Watts-College / cpp-527-fall-2021

A course shell for CPP 527 Foundations of Data Science II
https://watts-college.github.io/cpp-527-fall-2021/
2 stars 6 forks source link

Final Project Batch File #83

Open ndavis4904 opened 2 years ago

ndavis4904 commented 2 years ago

One thing I noticed that caused a problem for me is that all other years than 2020 have no space between the ',' in the full name column and there is a box with text in it beyond the last column that I think does weird things.

The problem that I am having is getting an error message that says the following: "Error in plot.window(xlim = c(40000 - 10000, xmax), ylim = c(0, ymax + : need finite 'xlim' values"

Any ideas on what is going on?

lecy commented 2 years ago

It might be one of two things.

Either the name is not parsing correctly, which means the first name field is empty, which means there is no gender info, which means the graphs will run into problems because they are trying to use empty tables.

It's definitely better to use the comma as the split value instead of comma+space.

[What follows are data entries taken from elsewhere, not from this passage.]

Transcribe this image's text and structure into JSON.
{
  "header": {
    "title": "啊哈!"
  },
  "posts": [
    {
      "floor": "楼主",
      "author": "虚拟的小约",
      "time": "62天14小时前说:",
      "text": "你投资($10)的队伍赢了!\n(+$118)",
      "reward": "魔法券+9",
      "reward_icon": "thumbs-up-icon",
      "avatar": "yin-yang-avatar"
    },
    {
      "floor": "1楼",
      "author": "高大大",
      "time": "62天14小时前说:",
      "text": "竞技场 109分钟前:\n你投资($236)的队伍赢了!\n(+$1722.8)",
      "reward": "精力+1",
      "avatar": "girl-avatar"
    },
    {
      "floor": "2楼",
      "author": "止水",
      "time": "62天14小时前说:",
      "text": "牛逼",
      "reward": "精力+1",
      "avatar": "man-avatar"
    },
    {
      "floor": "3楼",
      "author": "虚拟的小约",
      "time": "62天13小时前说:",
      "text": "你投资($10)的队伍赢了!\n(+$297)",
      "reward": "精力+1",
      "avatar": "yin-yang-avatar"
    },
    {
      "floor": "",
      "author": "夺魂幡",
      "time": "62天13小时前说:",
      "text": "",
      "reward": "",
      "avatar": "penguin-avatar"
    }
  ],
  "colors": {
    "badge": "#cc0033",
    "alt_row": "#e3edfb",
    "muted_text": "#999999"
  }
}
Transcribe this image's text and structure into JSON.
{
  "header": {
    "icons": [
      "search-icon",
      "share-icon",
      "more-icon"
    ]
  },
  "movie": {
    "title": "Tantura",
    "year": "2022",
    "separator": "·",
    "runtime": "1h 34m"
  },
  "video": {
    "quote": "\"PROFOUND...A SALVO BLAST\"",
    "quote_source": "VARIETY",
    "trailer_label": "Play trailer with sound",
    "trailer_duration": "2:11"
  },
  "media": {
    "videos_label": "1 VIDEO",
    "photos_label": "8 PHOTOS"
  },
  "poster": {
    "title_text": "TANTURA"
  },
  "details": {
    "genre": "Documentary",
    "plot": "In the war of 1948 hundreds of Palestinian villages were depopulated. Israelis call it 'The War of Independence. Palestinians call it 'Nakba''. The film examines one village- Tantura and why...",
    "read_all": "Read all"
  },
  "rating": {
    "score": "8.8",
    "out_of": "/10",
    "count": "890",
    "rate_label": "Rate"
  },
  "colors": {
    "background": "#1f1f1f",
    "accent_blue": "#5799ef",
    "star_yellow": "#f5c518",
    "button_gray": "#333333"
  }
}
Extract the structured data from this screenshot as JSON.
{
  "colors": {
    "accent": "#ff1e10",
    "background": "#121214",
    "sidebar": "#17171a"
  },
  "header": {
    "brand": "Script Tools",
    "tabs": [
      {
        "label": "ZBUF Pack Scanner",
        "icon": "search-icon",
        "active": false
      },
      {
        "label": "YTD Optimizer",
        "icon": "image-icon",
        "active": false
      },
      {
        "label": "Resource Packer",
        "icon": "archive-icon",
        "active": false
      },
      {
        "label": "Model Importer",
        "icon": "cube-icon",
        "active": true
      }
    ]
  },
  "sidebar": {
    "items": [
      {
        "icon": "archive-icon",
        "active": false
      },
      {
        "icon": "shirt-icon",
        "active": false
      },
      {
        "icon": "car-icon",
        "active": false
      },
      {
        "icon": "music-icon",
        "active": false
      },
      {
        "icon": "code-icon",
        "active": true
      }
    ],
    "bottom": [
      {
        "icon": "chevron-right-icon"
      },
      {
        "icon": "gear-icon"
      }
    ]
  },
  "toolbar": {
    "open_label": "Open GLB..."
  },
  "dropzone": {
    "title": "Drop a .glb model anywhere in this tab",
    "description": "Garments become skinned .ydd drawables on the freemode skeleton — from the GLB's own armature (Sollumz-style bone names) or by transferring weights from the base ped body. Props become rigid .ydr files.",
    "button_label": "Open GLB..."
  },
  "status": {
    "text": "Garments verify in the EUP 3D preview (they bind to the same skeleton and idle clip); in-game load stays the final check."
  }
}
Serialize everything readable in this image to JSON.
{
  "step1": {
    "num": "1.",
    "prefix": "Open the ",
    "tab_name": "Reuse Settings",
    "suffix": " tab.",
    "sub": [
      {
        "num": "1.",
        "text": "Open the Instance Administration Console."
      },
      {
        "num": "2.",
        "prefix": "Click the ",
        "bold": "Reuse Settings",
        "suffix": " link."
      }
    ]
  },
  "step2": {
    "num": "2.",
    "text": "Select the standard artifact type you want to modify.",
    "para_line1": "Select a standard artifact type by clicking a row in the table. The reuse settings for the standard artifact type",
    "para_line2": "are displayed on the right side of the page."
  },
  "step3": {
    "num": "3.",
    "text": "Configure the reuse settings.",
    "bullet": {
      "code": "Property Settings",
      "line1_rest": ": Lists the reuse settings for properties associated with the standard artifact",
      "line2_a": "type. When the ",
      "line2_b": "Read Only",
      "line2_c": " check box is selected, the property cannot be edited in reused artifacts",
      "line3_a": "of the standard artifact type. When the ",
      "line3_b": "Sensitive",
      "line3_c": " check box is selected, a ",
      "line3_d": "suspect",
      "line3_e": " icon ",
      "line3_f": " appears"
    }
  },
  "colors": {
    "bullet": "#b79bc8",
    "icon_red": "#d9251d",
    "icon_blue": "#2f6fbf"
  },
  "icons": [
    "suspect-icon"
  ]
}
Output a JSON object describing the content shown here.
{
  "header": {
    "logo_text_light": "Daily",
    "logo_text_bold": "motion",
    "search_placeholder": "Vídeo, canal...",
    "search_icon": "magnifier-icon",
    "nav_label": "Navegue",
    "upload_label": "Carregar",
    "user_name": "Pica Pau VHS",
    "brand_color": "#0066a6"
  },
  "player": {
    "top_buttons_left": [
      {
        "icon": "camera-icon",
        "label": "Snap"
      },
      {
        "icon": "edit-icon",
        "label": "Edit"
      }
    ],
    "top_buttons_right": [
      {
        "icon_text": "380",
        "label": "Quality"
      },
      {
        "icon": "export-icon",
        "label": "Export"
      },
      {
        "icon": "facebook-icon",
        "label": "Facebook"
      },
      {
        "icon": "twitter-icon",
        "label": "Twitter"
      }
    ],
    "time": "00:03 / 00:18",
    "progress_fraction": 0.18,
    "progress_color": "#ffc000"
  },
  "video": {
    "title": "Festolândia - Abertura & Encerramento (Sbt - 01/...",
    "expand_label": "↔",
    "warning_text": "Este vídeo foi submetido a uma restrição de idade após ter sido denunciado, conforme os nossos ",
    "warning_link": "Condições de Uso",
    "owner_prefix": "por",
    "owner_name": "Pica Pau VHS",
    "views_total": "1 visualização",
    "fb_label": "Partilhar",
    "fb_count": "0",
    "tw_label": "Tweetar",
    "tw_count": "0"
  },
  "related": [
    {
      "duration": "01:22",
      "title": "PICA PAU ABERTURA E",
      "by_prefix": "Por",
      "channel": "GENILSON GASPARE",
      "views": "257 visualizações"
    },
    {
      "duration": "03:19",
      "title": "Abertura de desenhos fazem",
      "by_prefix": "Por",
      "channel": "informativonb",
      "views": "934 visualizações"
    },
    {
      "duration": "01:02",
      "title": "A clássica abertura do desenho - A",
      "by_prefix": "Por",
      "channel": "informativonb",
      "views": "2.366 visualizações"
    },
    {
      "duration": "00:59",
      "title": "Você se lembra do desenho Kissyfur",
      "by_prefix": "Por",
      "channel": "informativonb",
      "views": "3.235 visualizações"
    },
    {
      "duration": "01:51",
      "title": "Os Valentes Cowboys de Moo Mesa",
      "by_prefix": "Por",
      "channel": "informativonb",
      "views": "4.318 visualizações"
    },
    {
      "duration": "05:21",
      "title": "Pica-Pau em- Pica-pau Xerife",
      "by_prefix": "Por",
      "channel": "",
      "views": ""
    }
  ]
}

You can always remove the space with trimws().


# test data for function development
x <- head( d$Full.Name, 25 )

# get second element from a vector v
return2 <- function(v){ return( v[2] ) }  

# drop the last name
x <- strsplit( x, "," )
x <- sapply( x, return2 )
x <- trimws( x )

# try this version to see why it doesn't work with 2019 data
x <- strsplit( x, ", " )

Or it could be an issue with salaries because of FTE normalization. Some years use a scale of 1 to 100, others a scale of 0 to 1.

I suggested adding this condition to your function so it can handle both cases.

if( max(d$FTE) == 100 )
{  salary <- d$salary / (d$FTE/100) }

if( max(d$FTE) == 1 )
{ salary <- d$salary / d$FTE }